Delescluse Matthieu, Franconville Romain, Joucla Sébastien, Lieury Tiffany, Pouzat Christophe
Laboratoire de physiologie cérébrale, CNRS UMR 8118, UFR biomédicale, Université Paris-Descartes, 45 rue des Saints-Péres, 75006 Paris, France.
J Physiol Paris. 2012 May-Aug;106(3-4):159-70. doi: 10.1016/j.jphysparis.2011.09.011. Epub 2011 Oct 4.

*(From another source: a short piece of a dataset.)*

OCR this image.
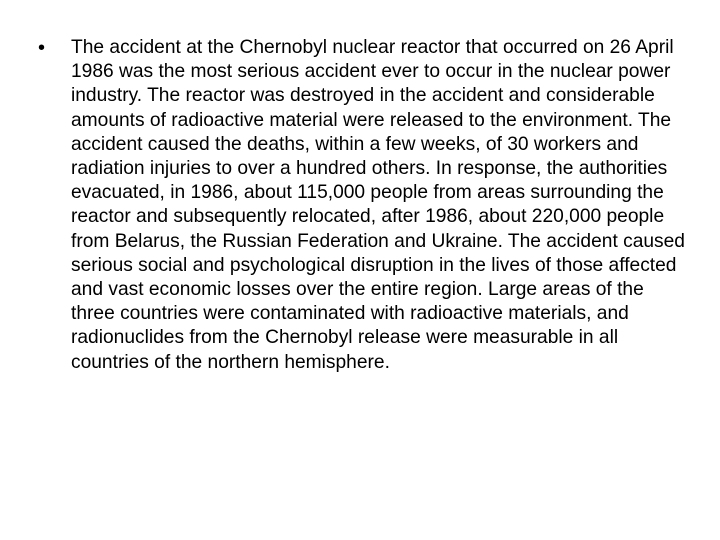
• The accident at the Chernobyl nuclear reactor that occurred on 26 April 1986 was the most serious accident ever to occur in the nuclear power industry. The reactor was destroyed in the accident and considerable amounts of radioactive material were released to the environment. The accident caused the deaths, within a few weeks, of 30 workers and radiation injuries to over a hundred others. In response, the authorities evacuated, in 1986, about 115,000 people from areas surrounding the reactor and subsequently relocated, after 1986, about 220,000 people from Belarus, the Russian Federation and Ukraine. The accident caused serious social and psychological disruption in the lives of those affected and vast economic losses over the entire region. Large areas of the three countries were contaminated with radioactive materials, and radionuclides from the Chernobyl release were measurable in all countries of the northern hemisphere.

Reproducible data analysis is an approach aiming at complementing classical printed scientific articles with everything required to independently reproduce the results they present. "Everything" covers here: the data, the computer codes and a precise description of how the code was applied to the data. A brief history of this approach is presented first, starting with what economists have been calling replication since the early eighties to end with what is now called reproducible research in computational data analysis oriented fields like statistics and signal processing. Since efficient tools are instrumental for a routine implementation of these approaches, a description of some of the available ones is presented next. A toy example demonstrates then the use of two open source software programs for reproducible data analysis: the "Sweave family" and the org-mode of emacs. The former is bound to R while the latter can be used with R, Matlab, Python and many more "generalist" data processing software. Both solutions can be used with Unix-like, Windows and Mac families of operating systems. It is argued that neuroscientists could communicate much more efficiently their results by adopting the reproducible research paradigm from their lab books all the way to their articles, thesis and books.
可重复数据分析是一种旨在用独立重现其所呈现结果所需的一切内容来补充经典印刷科学文章的方法。这里的“一切”涵盖:数据、计算机代码以及代码如何应用于数据的精确描述。首先介绍这种方法的简要历史,从自八十年代初以来经济学家所称的复制开始,到如今在统计和信号处理等面向计算数据分析的领域中所谓的可重复研究结束。由于高效工具对这些方法的常规实施至关重要,接下来介绍一些可用工具。一个示例展示了用于可重复数据分析的两个开源软件程序的使用:“Sweave家族”和emacs的org模式。前者与R绑定,而后者可与R、Matlab、Python以及更多“通用”数据处理软件一起使用。这两种解决方案都可与类Unix、Windows和Mac操作系统家族一起使用。有人认为,神经科学家通过从实验记录一直到文章、论文和书籍采用可重复研究范式,可以更高效地交流他们的研究结果。